Asics begründet die Beschränkungen damit, dass es Ziel sei, für die Asics-Kunden ein optimales Shoppingerlebnis auch beim Online-Einkauf sicherzustellen - und sieht sich im Einklang mit dem Wettbewerbsrecht.
Ein Sprecher des Kartellamts dagegen sagt: "Es ist eine Gratwanderung zwischen erlaubten Qualitätskriterien und verbotenen Beschränkungen." Auch das Kartellamt sieht seine Entscheidung im Fall Asics als Leitlinie für weitere Gerichtsverfahren.
Einige Markenhersteller mussten in jüngster Zeit schon Niederlagen in Verfahren gegen Onlinehändler einstecken. So verlor der Rucksackhersteller Deuter im Streit über seine Vertriebsbeschränkungen vor dem Landgericht Frankfurt genauso wie der Parfümhersteller Coty. Auch dem Elektronikkonzern Casio wurde vom Oberlandesgericht Schleswig untersagt, den Verkauf seiner Produkte über Amazon oder Ebay zu verbieten.
"Die bisherigen Urteile zeigen, dass sich Onlinehändler nicht mit den Vertriebsbeschränkungen ihrer Markenhersteller oder Zulieferer abfinden sollten, sondern über weitere rechtliche Schritte nachdenken sollten", sagt Annegret Mayer, Leiterin der Rechtsabteilung des Händlerbundes, der rund 40 000 kleinere Onlinehändler vertritt.
"Wenn Hersteller ihren Vertragshändlern verbieten, Preisvergleichsmaschinen und Verkaufsportale zu nutzen oder die Verwendung der jeweiligen Markenzeichen für eigene Suchmaschinenwerbung ausgeschlossen wird, kann der Verbraucher gerade die kleineren Händler im Internet de facto nicht mehr finden", kritisiert Kartellamtspräsident Andreas Mundt.

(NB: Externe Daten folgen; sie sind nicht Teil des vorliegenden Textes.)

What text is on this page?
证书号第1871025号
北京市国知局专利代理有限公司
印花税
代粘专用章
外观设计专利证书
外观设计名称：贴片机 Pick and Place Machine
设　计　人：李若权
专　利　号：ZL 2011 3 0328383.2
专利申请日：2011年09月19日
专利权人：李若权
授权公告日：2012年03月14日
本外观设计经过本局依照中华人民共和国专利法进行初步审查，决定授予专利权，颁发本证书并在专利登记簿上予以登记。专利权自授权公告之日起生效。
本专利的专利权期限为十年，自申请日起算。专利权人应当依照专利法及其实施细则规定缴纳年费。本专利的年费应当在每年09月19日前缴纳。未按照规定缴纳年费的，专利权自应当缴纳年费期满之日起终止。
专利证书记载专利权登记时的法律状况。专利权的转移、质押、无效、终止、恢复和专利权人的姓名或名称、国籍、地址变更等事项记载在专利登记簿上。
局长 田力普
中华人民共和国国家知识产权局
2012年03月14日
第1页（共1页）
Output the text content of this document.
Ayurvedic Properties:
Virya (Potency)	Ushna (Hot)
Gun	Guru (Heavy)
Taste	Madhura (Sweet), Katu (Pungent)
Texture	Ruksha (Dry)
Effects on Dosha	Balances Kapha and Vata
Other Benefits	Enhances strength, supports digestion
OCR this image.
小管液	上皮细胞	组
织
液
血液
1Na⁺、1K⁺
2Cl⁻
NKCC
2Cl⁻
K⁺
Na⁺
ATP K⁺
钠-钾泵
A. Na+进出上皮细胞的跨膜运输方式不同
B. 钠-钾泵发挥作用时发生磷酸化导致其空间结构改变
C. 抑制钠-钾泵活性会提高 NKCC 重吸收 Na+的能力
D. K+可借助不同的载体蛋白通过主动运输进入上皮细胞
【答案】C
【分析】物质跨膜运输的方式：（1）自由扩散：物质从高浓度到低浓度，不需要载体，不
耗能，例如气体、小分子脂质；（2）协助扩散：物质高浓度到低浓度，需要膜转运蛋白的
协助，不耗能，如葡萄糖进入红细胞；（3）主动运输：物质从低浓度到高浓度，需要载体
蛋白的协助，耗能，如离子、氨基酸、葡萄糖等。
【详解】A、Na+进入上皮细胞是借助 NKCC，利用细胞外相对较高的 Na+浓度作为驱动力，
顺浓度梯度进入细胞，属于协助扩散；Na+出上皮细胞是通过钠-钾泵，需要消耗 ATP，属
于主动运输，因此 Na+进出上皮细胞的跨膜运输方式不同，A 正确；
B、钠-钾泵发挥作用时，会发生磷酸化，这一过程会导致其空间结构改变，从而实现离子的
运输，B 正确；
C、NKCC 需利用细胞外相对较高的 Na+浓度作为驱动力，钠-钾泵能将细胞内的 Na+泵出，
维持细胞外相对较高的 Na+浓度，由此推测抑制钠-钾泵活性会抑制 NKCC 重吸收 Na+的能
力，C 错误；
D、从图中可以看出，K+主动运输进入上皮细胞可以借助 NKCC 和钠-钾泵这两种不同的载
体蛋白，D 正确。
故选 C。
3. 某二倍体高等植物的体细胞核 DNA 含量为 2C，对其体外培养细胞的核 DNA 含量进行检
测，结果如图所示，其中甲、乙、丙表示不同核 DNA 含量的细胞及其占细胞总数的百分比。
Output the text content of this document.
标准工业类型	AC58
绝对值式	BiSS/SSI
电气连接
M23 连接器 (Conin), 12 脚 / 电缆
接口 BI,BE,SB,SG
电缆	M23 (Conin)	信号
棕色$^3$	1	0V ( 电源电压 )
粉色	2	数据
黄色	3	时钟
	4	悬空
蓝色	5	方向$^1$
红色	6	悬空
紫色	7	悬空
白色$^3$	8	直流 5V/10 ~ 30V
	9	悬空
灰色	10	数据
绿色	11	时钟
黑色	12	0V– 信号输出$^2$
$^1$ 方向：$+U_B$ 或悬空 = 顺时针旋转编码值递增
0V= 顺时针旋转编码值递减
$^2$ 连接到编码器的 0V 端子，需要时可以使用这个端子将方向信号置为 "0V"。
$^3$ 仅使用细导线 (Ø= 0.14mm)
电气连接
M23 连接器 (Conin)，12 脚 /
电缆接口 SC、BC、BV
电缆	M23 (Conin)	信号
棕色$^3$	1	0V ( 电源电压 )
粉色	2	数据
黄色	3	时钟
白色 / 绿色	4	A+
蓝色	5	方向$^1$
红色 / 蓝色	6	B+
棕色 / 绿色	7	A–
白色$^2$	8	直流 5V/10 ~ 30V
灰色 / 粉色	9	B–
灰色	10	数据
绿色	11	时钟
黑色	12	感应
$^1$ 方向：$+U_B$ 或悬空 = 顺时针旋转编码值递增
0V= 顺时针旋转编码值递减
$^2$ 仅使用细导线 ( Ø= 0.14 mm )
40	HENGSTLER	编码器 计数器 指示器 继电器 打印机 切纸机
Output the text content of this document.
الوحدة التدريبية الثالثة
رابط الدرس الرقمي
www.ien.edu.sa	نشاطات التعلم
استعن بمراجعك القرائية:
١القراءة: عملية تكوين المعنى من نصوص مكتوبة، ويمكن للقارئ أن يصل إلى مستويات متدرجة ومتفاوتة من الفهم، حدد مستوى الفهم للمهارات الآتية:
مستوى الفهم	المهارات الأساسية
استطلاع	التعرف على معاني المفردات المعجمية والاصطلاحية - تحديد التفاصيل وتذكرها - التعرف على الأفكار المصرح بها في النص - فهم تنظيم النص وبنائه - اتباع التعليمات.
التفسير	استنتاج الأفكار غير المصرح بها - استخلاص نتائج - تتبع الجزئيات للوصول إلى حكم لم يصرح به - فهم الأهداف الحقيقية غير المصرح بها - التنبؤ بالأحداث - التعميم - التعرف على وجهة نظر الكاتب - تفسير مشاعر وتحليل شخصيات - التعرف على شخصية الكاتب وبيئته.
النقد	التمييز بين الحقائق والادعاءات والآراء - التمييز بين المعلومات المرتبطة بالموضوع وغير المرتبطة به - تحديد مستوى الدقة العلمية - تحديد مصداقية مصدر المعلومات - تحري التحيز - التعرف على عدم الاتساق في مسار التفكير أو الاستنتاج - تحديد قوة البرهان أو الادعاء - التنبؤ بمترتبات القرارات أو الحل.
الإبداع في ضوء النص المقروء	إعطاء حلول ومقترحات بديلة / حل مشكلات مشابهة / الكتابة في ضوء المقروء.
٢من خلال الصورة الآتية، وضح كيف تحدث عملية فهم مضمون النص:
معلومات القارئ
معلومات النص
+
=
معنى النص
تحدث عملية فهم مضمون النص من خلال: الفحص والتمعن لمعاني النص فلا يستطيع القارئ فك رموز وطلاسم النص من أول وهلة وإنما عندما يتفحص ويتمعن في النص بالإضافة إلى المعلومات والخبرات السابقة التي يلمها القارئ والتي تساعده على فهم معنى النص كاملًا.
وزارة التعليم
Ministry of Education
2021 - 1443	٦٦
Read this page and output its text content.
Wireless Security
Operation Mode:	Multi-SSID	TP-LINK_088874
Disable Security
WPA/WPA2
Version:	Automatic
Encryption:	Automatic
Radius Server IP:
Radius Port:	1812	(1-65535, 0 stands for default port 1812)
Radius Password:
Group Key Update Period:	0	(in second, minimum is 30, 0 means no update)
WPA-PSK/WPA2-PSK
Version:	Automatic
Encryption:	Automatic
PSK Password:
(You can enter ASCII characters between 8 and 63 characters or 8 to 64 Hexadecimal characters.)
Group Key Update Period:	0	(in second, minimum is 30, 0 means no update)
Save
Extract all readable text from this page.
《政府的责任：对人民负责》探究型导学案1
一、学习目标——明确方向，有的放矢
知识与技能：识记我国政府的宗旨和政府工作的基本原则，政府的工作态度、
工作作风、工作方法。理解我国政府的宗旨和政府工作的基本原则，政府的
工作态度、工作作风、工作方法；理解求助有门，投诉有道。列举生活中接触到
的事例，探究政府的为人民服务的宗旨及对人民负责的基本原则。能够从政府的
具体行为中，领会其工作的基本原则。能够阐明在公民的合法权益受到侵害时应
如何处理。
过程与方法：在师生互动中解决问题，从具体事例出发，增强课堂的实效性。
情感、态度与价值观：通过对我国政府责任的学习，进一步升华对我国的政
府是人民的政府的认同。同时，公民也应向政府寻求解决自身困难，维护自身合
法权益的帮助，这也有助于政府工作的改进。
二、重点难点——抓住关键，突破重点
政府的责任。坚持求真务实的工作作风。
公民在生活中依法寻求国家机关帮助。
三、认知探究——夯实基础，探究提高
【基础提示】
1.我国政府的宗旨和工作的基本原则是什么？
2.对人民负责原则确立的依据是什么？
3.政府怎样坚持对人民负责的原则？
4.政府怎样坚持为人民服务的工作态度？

Die Behörde habe zahlreiche Beschwerden von Händlern über die Internet-Vertriebsbedingungen von Markenherstellern bekommen.
Das Kartellamt will mit seiner Entscheidung zu Asics einen Diskussionsprozess zur kartellrechtlichen Beurteilung von Internetvertriebsbeschränkungen anstoßen - auch auf europäischer Ebene. So hat die EU-Kommission vor kurzem mit einer Sektoruntersuchung zum E-Commerce begonnen. Mit einem ausführlichen Fragebogen, der in Deutschland an über 500 Händler geschickt wurde, fragt die EU nach Beispielen aus der Praxis.
"Mit dieser Sektoruntersuchung möchte ich ermitteln, wie weit diese Hindernisse verbreitet sind und welche Auswirkungen sie auf den Wettbewerb und auf die Verbraucher haben", sagte EU-Wettbewerbskommissarin Margrethe Vestager. Wenn gegen Wettbewerbsregeln verstoßen wird, werde sie die im EU-Kartellrecht vorgesehenen Maßnahmen ergreifen.